Dec. 8 (Bloomberg) -- Copper futures closed at a record in New York on speculation that demand will outpace production as a global recovery sparks construction of new homes and appliances.
Output shortages of 800,000 metric tons may occur in 2011 and in 2012, compared with a balanced market this year, said Trafigura Beheer BV, which considers itself the second-largest trader of industrial metals. Copper inventories may drop to an all-time low of less than one week’s usage, Bank of America Merrill Lynch said. Prices have jumped 23 percent this year.
"The basic fundamentals are bullish," said Lannie Cohen, the president of Capitol Commodity Services Inc. in Indianapolis. "China is still strong. Our recovery is looking better. It seems there is not enough copper to meet demand."
Copper futures for delivery in March rose 5.1 cents, or 1.3 percent, to settle at $4.1005 a pound at 1:18 p.m. on the Comex in New York, the highest ever.
Yesterday, the metal reached $4.1315, the highest since May 5, 2008, when futures touched an intraday record of $4.2605.
Prices still "have a chance to get to the old high" by the end of the year, Cohen said. Copper may rise above $5 in 2011, he said.

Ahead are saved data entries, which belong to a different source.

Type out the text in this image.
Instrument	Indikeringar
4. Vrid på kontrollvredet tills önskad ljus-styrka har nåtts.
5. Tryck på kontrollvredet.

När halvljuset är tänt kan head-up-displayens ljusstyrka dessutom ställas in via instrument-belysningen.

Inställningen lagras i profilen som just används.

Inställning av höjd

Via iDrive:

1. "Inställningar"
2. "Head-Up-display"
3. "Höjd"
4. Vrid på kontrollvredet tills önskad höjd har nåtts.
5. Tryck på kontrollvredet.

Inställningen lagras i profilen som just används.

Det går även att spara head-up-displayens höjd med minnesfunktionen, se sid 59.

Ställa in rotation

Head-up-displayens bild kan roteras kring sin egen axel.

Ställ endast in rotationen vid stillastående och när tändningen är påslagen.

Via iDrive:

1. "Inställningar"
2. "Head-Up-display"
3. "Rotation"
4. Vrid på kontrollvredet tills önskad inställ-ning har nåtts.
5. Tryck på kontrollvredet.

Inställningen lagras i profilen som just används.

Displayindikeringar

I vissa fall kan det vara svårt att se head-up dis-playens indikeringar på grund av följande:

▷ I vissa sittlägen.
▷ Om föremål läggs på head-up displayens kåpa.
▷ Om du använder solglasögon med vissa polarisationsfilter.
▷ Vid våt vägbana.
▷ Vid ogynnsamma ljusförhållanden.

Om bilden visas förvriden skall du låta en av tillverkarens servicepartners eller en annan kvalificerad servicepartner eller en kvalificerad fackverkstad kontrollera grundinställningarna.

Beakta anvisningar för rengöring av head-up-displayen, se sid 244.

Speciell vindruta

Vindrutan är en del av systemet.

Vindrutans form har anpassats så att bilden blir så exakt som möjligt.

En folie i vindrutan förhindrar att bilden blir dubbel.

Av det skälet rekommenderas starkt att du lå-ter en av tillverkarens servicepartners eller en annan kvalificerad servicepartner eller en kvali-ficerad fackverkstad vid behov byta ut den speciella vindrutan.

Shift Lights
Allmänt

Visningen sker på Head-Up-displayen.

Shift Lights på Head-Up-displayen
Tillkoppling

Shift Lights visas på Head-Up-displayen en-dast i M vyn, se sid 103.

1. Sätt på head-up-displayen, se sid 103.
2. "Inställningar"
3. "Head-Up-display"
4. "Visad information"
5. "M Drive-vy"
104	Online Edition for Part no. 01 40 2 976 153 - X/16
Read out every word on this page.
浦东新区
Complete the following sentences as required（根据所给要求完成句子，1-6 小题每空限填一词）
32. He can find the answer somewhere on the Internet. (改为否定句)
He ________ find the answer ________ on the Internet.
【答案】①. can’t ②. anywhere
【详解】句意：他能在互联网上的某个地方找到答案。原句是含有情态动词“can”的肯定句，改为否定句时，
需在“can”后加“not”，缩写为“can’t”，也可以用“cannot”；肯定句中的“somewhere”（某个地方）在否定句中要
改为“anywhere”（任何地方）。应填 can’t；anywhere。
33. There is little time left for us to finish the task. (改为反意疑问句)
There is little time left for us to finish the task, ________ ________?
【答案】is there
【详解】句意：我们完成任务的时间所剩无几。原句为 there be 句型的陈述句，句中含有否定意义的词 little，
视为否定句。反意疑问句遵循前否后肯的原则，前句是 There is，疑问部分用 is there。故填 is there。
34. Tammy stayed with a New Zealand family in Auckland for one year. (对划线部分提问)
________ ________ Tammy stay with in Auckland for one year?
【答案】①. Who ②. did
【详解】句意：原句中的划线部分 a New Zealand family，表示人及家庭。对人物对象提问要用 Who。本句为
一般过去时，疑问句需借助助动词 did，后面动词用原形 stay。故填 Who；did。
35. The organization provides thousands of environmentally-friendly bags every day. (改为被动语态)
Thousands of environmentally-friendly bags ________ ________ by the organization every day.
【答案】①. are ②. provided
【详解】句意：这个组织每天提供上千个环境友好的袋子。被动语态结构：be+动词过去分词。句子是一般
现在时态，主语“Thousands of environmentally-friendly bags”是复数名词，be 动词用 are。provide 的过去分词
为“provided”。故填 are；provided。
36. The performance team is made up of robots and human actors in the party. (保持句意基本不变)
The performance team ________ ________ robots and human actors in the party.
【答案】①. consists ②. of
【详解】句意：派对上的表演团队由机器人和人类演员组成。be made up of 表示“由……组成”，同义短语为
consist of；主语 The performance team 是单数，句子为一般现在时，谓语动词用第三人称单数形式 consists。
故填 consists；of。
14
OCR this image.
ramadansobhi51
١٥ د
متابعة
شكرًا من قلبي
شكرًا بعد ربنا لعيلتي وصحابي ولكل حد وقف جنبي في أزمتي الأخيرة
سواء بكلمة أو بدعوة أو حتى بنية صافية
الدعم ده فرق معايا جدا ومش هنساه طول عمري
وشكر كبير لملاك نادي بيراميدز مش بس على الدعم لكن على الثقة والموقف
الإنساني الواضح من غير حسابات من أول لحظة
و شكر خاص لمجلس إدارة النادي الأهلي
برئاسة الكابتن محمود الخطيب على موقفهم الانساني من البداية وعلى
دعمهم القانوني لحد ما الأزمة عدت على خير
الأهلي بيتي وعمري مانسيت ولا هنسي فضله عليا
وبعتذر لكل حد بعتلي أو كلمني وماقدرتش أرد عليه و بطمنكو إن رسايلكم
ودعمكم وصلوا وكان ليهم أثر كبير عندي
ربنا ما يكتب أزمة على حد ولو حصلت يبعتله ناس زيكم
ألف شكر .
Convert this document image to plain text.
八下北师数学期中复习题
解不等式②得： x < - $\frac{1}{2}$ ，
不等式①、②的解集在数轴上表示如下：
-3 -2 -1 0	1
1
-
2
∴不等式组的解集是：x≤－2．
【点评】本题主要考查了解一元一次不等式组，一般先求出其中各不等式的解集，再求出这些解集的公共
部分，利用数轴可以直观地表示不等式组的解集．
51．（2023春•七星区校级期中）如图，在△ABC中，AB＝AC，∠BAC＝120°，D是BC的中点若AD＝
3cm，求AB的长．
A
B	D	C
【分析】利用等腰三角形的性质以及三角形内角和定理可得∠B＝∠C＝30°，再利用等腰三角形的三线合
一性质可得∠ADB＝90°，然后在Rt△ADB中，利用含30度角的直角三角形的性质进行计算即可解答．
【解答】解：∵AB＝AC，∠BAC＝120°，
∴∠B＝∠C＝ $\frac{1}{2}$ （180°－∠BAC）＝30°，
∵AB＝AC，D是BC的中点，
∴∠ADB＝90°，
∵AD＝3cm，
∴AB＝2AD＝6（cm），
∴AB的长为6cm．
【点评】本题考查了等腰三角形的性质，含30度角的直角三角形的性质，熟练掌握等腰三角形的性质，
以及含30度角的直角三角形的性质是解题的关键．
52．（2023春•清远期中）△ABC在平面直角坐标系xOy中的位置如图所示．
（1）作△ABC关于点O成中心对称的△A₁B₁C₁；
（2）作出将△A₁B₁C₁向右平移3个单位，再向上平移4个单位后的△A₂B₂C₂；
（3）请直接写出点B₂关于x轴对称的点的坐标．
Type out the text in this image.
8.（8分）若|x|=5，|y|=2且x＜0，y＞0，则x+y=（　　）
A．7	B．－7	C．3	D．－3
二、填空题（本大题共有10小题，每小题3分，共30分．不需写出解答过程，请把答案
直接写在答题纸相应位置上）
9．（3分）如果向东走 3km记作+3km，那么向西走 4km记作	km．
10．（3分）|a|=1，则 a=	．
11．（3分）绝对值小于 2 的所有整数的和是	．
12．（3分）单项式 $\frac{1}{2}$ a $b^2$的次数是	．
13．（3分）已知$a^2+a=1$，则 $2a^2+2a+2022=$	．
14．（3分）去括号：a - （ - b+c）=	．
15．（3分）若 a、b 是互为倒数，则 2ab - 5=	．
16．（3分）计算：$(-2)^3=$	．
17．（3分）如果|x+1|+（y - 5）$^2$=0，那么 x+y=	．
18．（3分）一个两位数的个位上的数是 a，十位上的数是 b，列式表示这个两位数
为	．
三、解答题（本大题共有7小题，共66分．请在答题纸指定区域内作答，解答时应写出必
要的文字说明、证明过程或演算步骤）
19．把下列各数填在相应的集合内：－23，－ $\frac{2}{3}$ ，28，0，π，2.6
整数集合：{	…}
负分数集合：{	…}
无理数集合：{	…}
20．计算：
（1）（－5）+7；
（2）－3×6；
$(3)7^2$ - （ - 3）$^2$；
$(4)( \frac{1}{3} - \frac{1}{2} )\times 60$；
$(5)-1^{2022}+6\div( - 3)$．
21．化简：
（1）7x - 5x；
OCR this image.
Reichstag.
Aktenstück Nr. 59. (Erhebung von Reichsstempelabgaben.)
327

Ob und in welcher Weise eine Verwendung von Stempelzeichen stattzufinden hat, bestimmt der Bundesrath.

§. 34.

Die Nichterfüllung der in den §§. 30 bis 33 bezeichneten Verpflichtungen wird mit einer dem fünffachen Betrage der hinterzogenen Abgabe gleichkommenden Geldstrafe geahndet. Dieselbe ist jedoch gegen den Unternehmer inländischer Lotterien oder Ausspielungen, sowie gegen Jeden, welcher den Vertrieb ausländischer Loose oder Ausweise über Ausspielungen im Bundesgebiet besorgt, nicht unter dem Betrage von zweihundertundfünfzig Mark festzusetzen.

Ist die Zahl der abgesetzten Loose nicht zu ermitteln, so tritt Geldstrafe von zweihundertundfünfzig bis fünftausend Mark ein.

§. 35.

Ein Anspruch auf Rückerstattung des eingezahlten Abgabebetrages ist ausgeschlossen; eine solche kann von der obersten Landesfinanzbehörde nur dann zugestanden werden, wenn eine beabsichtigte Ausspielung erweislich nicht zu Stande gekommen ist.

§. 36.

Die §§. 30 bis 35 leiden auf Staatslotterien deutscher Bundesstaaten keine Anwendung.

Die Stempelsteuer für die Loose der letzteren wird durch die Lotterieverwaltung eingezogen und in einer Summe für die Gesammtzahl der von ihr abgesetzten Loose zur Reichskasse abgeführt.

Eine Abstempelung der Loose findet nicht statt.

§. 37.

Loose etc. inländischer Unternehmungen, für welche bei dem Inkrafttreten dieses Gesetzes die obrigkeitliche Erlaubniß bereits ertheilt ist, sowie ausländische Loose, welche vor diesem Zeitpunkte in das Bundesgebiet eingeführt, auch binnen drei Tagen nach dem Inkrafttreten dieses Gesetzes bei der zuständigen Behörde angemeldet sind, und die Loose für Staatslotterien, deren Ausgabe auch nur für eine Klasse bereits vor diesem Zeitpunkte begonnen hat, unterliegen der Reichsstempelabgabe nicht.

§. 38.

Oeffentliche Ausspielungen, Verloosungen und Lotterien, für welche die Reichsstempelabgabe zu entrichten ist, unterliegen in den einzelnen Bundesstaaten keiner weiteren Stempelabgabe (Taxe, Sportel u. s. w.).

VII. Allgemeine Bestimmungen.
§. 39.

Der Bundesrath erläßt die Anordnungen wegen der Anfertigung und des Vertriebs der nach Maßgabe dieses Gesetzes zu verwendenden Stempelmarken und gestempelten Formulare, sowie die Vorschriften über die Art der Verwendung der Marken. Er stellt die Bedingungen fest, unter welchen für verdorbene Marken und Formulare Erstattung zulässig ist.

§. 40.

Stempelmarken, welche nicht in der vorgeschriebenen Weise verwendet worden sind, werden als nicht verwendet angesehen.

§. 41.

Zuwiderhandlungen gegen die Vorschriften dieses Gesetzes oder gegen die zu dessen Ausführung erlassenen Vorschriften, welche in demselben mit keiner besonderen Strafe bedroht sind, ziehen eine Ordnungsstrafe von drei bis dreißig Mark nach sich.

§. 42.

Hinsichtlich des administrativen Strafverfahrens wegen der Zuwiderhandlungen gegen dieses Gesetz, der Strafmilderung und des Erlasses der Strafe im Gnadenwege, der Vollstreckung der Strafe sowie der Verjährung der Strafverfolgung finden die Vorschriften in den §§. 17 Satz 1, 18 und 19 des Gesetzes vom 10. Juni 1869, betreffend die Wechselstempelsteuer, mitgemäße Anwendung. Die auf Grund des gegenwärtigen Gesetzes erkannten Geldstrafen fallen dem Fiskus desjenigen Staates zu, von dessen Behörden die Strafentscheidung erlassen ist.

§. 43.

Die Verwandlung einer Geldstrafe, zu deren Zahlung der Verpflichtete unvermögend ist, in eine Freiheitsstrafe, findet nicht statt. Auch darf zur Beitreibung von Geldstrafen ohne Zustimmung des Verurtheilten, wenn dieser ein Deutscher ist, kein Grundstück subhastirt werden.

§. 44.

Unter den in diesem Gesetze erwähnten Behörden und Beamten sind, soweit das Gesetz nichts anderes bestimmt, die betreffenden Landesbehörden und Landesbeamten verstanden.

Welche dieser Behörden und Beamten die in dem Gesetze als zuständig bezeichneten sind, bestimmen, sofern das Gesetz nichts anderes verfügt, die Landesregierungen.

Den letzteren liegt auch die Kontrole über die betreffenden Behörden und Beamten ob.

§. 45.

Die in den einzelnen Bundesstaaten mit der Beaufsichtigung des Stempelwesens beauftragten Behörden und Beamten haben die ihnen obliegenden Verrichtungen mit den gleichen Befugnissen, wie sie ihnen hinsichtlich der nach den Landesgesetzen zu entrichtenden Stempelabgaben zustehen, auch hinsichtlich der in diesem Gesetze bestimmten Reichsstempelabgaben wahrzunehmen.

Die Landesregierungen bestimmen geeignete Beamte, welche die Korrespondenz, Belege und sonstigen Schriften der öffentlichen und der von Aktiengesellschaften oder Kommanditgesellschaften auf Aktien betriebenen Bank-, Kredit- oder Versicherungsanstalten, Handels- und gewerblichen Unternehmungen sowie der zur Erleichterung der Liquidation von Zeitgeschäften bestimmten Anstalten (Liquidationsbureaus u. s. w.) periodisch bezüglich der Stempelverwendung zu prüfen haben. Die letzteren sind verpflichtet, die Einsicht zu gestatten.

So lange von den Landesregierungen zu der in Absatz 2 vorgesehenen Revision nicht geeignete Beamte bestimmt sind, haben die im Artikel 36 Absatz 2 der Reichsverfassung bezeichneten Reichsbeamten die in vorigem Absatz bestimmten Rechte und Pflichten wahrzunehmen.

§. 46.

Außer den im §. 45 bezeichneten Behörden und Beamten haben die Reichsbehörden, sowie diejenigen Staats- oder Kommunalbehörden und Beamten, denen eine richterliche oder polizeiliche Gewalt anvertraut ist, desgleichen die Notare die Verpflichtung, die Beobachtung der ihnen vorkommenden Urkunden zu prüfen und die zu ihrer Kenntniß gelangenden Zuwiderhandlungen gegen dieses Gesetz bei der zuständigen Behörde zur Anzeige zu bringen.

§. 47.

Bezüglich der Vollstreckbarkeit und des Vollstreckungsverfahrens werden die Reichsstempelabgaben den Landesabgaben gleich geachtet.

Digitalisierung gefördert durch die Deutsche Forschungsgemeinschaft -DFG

This year’s rally has been fueled partly by a 30 percent drop in stockpiles monitored by the London Metal Exchange, which are headed for their first annual decline since 2004.
ETF Metal Demand
Consumers are "concerned" about exchange-traded funds backed by physical copper, Simon Collins, head of refined metals at Trafigura in Lucerne, Switzerland, said in an interview on Dec. 6. Such funds "will result in higher prices," he said.
In October, JPMorgan Chase & Co. and BlackRock Inc. said they were preparing to introduce copper ETFs, providing investors access to the metal in the form of an equity-like product. Glencore International AG is the largest trader of industrial metals, according to Trafigura estimates.
On the LME, copper for delivery in three months added $135, or 1.5 percent, to $9,015 a metric ton ($4.09 a pound). The price rose to an all-time high of $9,044 yesterday.
Aluminum, lead, zinc and tin also gained in London. Nickel fell.